The first meeting of the shadow authority was held on 30 April 1973 at Council House, Birmingham. Meetings were held at Council House throughout the county council's existence. The county council established its main administrative offices at County Hall, 1 Lancaster Circus, in central Birmingham. After the county council's abolition in 1986, County Hall was occupied, but not as its headquarters, by Birmingham City Council, until it was sold in 2022 to private investors.

==Political control==
The first election to the council was held in 1973, initially operating as a shadow authority before coming into its powers on 1 April 1974. Political control of the council from 1974 until its abolition in 1986 was as follows:

| Party in control |  | Years |
|---|---|---|
|  | Labour | 1974–1977 |
|  | Conservative | 1977–1981 |
|  | Labour | 1981–1986 |

===Leadership===
The leaders of the council were:

| Councillor | Party |  | From | To |
|---|---|---|---|---|
| Stan Yapp |  | Labour | 1 Apr 1974 | May 1977 |
| John Taylor |  | Conservative | May 1977 | Jul 1979 |
| Gilbert Richards |  | Conservative | Jul 1979 | 27 Jun 1980 |
| Alan Hope |  | Conservative | Jul 1980 | May 1981 |
| Gordon Morgan |  | Labour | May 1981 | 31 Mar 1986 |

===Council elections===
Elections were held to the West Midlands County Council three times, in 1973, 1977, and 1981.

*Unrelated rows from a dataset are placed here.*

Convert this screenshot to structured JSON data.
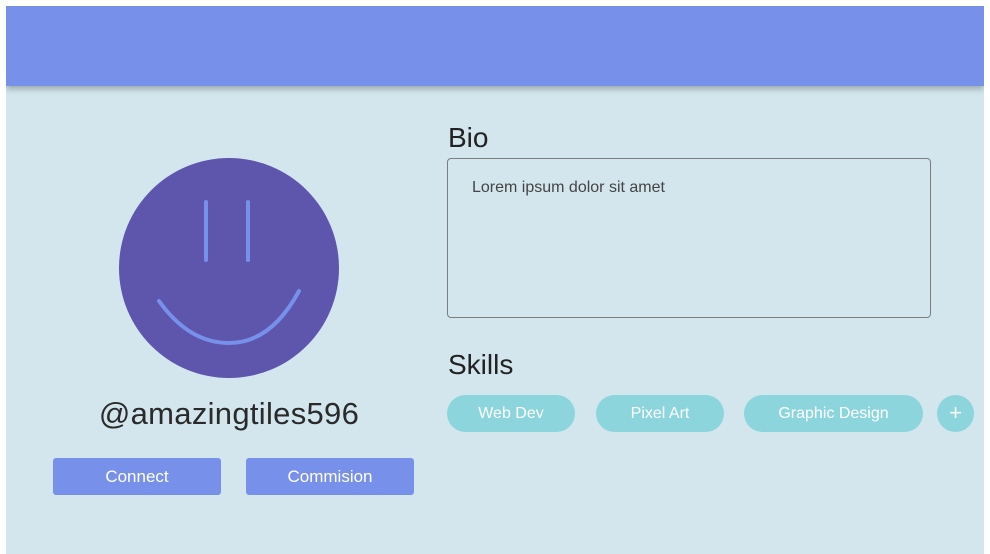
{
  "colors": {
    "header": "#7790ea",
    "background": "#d3e6ee",
    "avatar_fill": "#5e55ad",
    "avatar_face": "#7790ea",
    "button": "#7790ea",
    "chip": "#8cd5dd"
  },
  "profile": {
    "username": "@amazingtiles596",
    "avatar_icon": "smiley-face-icon"
  },
  "actions": {
    "connect_label": "Connect",
    "commission_label": "Commision"
  },
  "bio": {
    "title": "Bio",
    "text": "Lorem ipsum dolor sit amet"
  },
  "skills": {
    "title": "Skills",
    "items": [
      "Web Dev",
      "Pixel Art",
      "Graphic Design"
    ],
    "add_label": "+"
  }
}
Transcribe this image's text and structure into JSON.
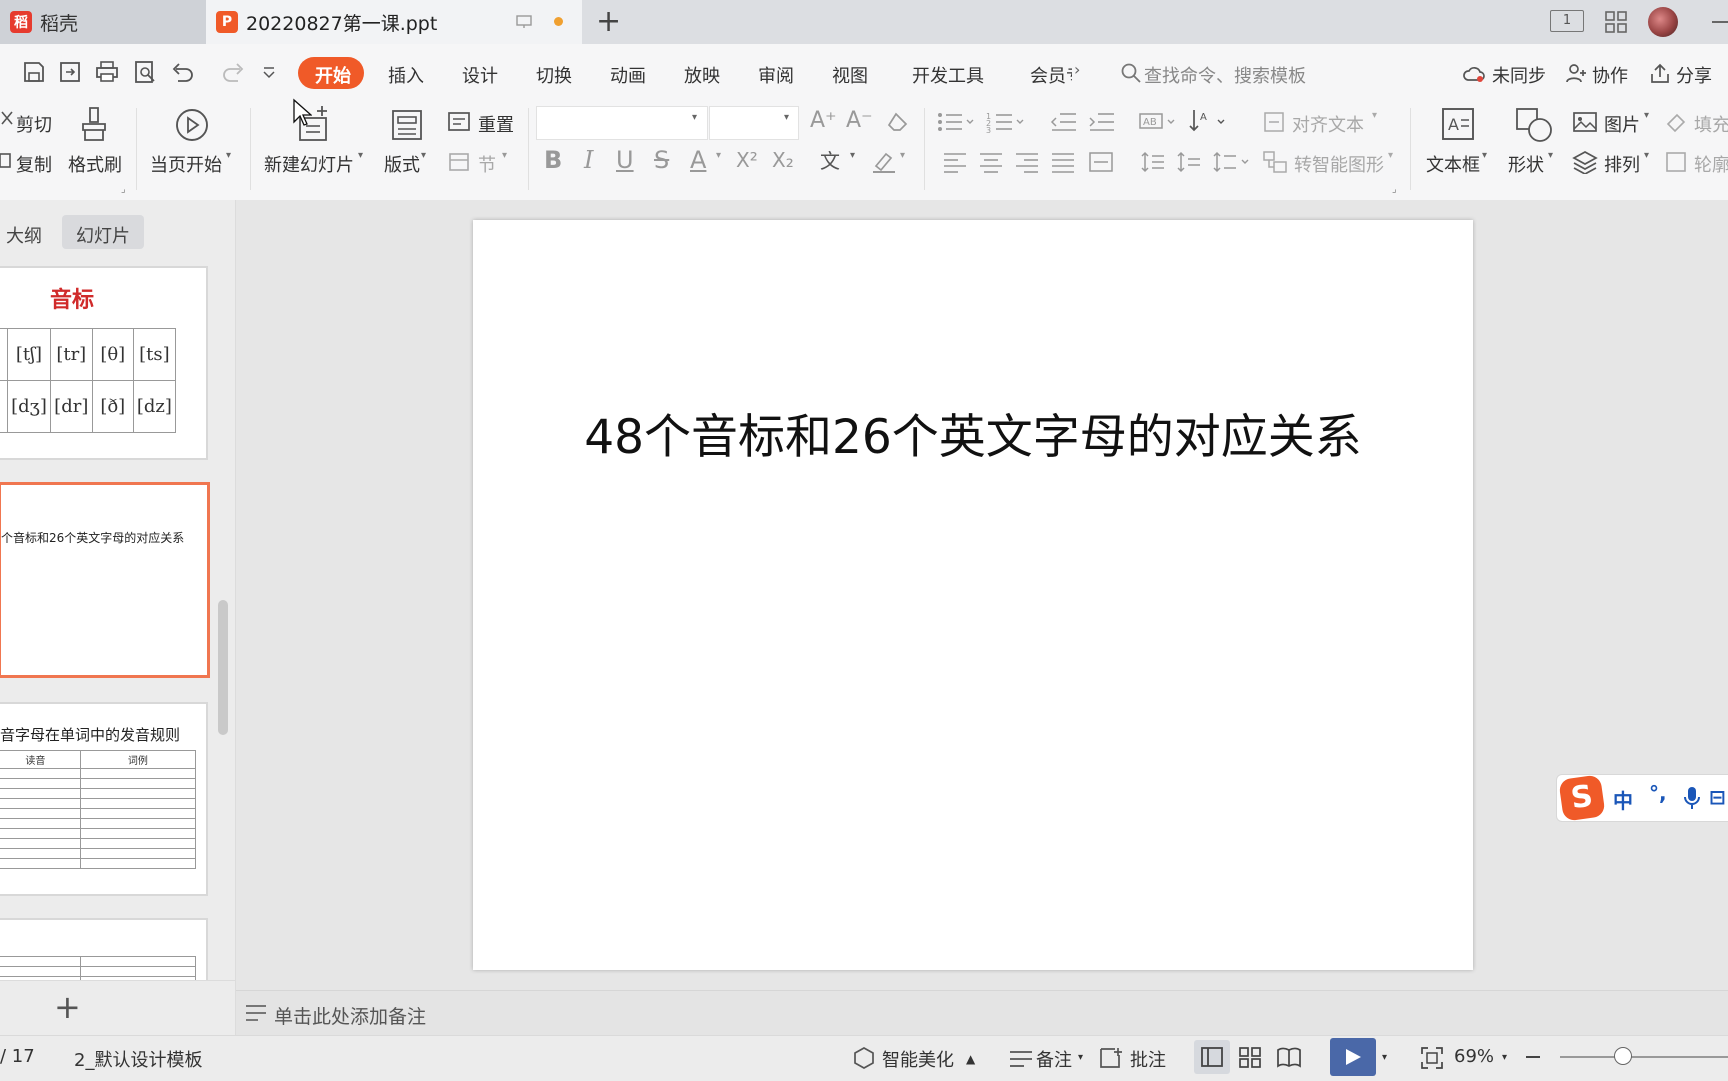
{
  "titlebar": {
    "tab1_label": "稻壳",
    "tab2_label": "20220827第一课.ppt",
    "new_tab": "+",
    "unsaved_dot_color": "#f0a030",
    "page_indicator": "1"
  },
  "ribbon": {
    "tabs": [
      "开始",
      "插入",
      "设计",
      "切换",
      "动画",
      "放映",
      "审阅",
      "视图",
      "开发工具",
      "会员专"
    ],
    "active_tab_color": "#f05a28",
    "search_placeholder": "查找命令、搜索模板",
    "sync_label": "未同步",
    "collab_label": "协作",
    "share_label": "分享",
    "cut": "剪切",
    "copy": "复制",
    "format_painter": "格式刷",
    "play_from_current": "当页开始",
    "new_slide": "新建幻灯片",
    "layout": "版式",
    "reset": "重置",
    "section": "节",
    "align_text": "对齐文本",
    "smartart": "转智能图形",
    "textbox": "文本框",
    "shape": "形状",
    "picture": "图片",
    "arrange": "排列",
    "fill": "填充",
    "outline": "轮廓",
    "bold": "B",
    "italic": "I",
    "underline": "U",
    "strike": "S",
    "font_color": "A",
    "superscript": "X²",
    "subscript": "X₂"
  },
  "panel": {
    "tab_outline": "大纲",
    "tab_slides": "幻灯片",
    "add_slide": "+",
    "slide1": {
      "title": "音标",
      "row1": [
        "[tʃ]",
        "[tr]",
        "[θ]",
        "[ts]"
      ],
      "row2": [
        "[dʒ]",
        "[dr]",
        "[ð]",
        "[dz]"
      ]
    },
    "slide2_title": "个音标和26个英文字母的对应关系",
    "slide3": {
      "title": "音字母在单词中的发音规则",
      "headers": [
        "读音",
        "词例"
      ]
    }
  },
  "slide": {
    "title": "48个音标和26个英文字母的对应关系"
  },
  "notes": {
    "placeholder": "单击此处添加备注"
  },
  "status": {
    "page": "/ 17",
    "template": "2_默认设计模板",
    "beautify": "智能美化",
    "notes": "备注",
    "comments": "批注",
    "zoom": "69%"
  },
  "ime": {
    "label": "中"
  }
}
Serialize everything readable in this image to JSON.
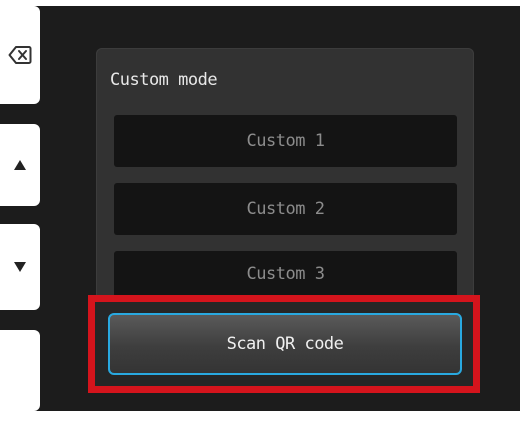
{
  "panel": {
    "title": "Custom mode",
    "items": [
      {
        "label": "Custom 1"
      },
      {
        "label": "Custom 2"
      },
      {
        "label": "Custom 3"
      }
    ],
    "scan_button_label": "Scan QR code"
  },
  "side_buttons": {
    "back_icon": "backspace-icon",
    "up_icon": "arrow-up-icon",
    "down_icon": "arrow-down-icon"
  },
  "colors": {
    "highlight": "#d4141c",
    "scan_button_border": "#29a9e0",
    "panel_background": "#323232",
    "item_background": "#141414"
  }
}
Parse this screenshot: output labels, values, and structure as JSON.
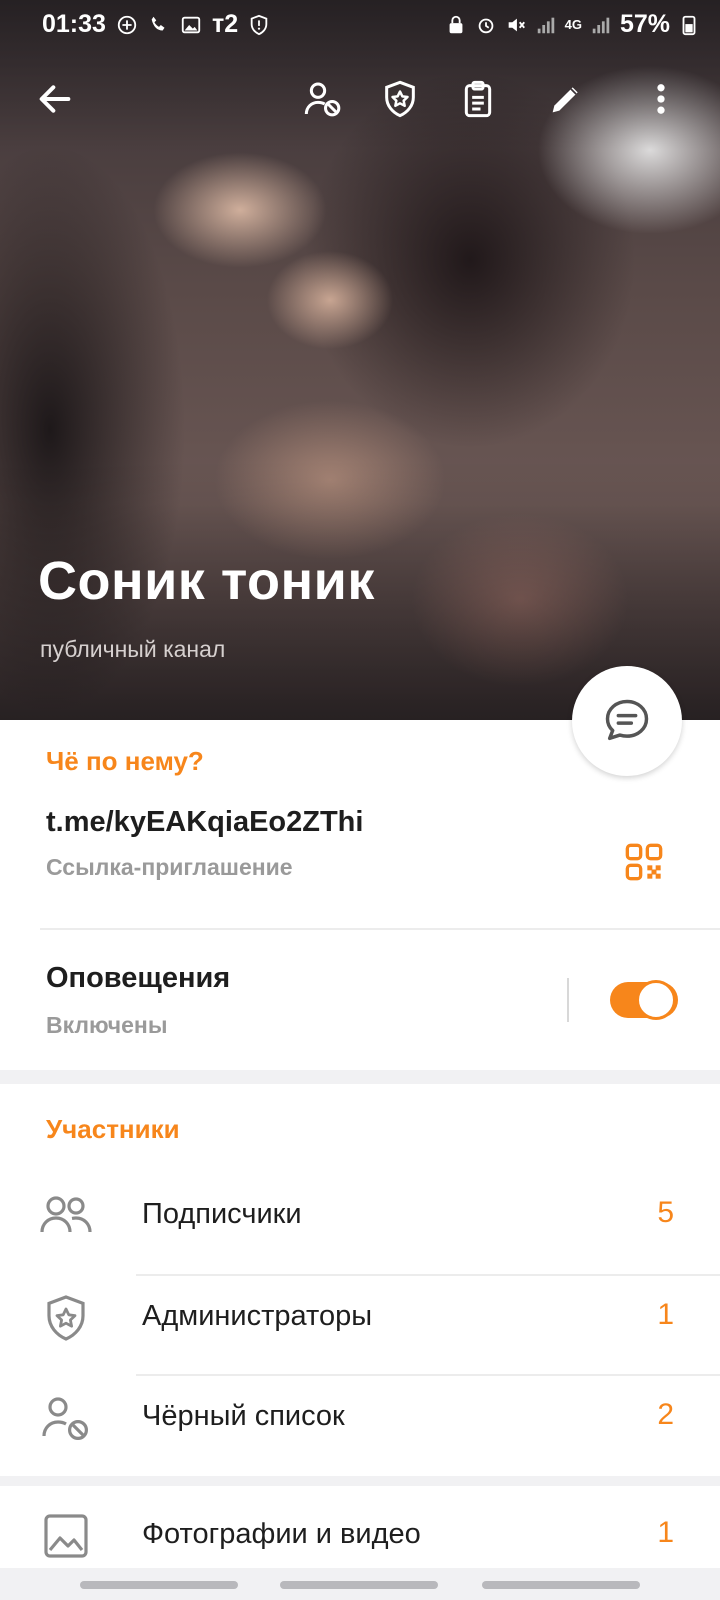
{
  "status_bar": {
    "time": "01:33",
    "carrier": "т2",
    "network": "4G",
    "battery": "57%"
  },
  "toolbar": {
    "icons": [
      "back-arrow-icon",
      "user-blocked-icon",
      "shield-star-icon",
      "clipboard-icon",
      "pencil-icon",
      "more-vertical-icon"
    ]
  },
  "channel": {
    "title": "Соник тоник",
    "subtitle": "публичный канал"
  },
  "info": {
    "section_title": "Чё по нему?",
    "link": "t.me/kyEAKqiaEo2ZThi",
    "link_caption": "Ссылка-приглашение",
    "notifications_title": "Оповещения",
    "notifications_status": "Включены",
    "notifications_on": true
  },
  "members": {
    "section_title": "Участники",
    "items": [
      {
        "label": "Подписчики",
        "count": "5",
        "icon": "users-icon"
      },
      {
        "label": "Администраторы",
        "count": "1",
        "icon": "shield-star-icon"
      },
      {
        "label": "Чёрный список",
        "count": "2",
        "icon": "user-blocked-icon"
      }
    ]
  },
  "media": {
    "label": "Фотографии и видео",
    "count": "1",
    "icon": "image-icon"
  },
  "colors": {
    "accent": "#f7861b",
    "text": "#1e1e1e",
    "muted": "#9a9a9a"
  }
}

| Year | Conservative | Labour | Liberal | Other |
|---|---|---|---|---|
| 1973 | 27 | 73 | 4 | 0 |
| 1977 | 82 | 18 | 3 | 1 |
| 1981 | 25 | 74 | 5 | 0 |

Elections were due to be held in 1985 but these were cancelled due to the council's impending abolition. Those councillors elected in 1981 had their terms of office extended until the council's abolition on 31 March 1986.